Und dann fliegt auf einmal dieser Nike-Schuh durch die Luft. Eigentlich habe ich keine Ahnung, ob er wirklich aus der Kollektion von Nike stammt. Sehr wahrscheinlich ist es nur eine billige Fälschung, die da gerade in Richtung Spielfeld saust und ihr Ziel nur knapp verfehlt.
Etwa einen Meter hinter dem Linienschiedsrichter schlägt der Schuh auf dem Boden auf, springt noch ein, zwei Mal an der Werbebande entlang. Es dauert nicht lange, bis das gerade erst getrennte Paar dort unten wieder vereint ist. Ihnen folgen zwei Flip-Flops und eine Colaflasche, die es sogar bis auf den Rasen schafft und jede Menge Feuerzeuge. Begleitet wird das alles von wütendem Gepfeife, tausendfachen „Puta Madre“ und „Boludo“-Rufen und wild gestikulierenden Männern, Frauen und Kindern. Ein ganz normales Fußballspiel in Buenos Aires. Oder eben doch nicht ganz normal, denn diese eine Szene ist schon am sechsten Spieltag der Saison 2012 das wohl meist diskutierte Ereignis der Saison.
Zwei Stunden zuvor sitzen wir im Colectivo, einem klapprigen, stinkenden und nicht immer zuverlässigen Stadtbus in Buenos Aires. Uns gegenüber steht ein dicker Argentinier in Jogginghose und viel zu engem T-Shirt. Es sieht aus, als würde er sich lässig gegen die Tür des Busses lehnen, aber eigentlich ist er nur betrunken.

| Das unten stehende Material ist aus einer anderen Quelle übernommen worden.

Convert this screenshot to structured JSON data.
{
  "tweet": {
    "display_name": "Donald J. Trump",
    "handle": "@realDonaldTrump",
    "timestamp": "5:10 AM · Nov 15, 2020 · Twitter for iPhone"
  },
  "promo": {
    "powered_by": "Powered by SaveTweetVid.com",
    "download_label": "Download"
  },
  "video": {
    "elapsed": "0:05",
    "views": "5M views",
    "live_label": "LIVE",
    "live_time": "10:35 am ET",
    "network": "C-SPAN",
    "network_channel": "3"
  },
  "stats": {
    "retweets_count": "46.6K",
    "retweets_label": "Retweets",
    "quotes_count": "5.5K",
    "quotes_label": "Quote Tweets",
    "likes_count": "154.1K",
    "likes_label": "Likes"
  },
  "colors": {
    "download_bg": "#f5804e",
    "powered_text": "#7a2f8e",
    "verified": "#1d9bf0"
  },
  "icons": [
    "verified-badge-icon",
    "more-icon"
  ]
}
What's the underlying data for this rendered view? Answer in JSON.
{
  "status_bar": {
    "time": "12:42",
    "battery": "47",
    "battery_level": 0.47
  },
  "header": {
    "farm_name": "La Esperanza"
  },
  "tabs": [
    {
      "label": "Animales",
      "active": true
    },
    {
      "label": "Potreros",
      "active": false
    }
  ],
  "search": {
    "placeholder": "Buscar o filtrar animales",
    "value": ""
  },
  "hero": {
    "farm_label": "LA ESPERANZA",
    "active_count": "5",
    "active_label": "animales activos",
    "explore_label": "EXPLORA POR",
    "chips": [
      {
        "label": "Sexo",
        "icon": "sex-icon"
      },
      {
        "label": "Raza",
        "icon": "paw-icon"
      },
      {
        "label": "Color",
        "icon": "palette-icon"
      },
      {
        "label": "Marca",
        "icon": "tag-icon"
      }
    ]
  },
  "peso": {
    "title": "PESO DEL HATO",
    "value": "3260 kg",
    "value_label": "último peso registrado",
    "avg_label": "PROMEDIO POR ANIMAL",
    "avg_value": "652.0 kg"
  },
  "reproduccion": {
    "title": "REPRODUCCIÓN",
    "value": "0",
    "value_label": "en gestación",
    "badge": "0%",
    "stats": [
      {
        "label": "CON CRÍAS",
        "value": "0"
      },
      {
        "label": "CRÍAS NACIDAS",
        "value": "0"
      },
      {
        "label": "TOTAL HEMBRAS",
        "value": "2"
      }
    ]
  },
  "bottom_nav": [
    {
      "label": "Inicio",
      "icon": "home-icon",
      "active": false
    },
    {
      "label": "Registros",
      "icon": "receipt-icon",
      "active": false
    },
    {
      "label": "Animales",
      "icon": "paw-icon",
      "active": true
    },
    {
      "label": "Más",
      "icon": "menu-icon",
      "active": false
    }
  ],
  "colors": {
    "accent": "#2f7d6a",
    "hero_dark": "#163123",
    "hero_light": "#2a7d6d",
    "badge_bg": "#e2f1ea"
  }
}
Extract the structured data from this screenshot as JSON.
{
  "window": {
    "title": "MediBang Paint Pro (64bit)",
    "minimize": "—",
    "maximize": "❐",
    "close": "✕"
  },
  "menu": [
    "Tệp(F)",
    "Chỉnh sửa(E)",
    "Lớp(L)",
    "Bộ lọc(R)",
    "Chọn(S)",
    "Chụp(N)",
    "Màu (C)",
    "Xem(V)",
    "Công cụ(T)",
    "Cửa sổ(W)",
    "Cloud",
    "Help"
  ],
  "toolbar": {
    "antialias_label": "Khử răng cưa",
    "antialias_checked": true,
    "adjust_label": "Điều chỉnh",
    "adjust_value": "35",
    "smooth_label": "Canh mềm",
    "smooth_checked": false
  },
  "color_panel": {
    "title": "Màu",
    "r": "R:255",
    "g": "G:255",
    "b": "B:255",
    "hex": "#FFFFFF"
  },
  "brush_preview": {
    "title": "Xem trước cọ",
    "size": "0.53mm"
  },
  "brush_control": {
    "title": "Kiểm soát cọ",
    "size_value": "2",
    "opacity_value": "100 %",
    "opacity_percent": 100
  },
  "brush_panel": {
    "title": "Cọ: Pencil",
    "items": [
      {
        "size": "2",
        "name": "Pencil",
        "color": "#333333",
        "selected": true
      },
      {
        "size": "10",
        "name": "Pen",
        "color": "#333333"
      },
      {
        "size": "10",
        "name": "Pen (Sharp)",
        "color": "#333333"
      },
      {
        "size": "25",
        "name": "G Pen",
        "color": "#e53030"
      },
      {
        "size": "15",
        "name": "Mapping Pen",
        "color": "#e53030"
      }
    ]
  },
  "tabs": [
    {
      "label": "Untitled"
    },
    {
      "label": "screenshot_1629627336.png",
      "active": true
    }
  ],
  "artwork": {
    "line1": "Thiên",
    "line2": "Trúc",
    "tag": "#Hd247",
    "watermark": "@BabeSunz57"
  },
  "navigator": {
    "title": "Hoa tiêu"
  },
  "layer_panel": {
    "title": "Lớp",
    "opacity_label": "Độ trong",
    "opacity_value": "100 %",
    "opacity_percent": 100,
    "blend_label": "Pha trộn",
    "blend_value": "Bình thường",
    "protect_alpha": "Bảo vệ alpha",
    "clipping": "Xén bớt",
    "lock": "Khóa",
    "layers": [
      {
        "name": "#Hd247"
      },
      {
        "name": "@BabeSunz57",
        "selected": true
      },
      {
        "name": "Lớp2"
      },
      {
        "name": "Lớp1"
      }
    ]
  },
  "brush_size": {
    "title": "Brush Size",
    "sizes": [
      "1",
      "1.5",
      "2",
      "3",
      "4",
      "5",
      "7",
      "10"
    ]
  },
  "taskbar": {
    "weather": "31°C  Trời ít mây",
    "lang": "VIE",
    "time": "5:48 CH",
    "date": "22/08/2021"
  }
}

Das verraten sowohl die müden Augen als auch die fast leere Flasche Wein in seiner Hand. „Mit dem ist nicht viel anzufangen“, denke ich, als er plötzlich beginnt mit der flachen Hand gegen die Innenwand des Busses zu schlagen und mit bellender Stimme ein Lied anstimmt. Sofort grölen alle Insassen des Colectivos begeistert mit, springen von ihren Sitzen, klatschen, reißen die Arme in die Luft. Es ist laut, es macht Spaß, es fühlt sich wild und lebendig an, ich bekomme Gänsehaut – wir sind auf dem Weg ins Stadion. San Lorenzo spielt.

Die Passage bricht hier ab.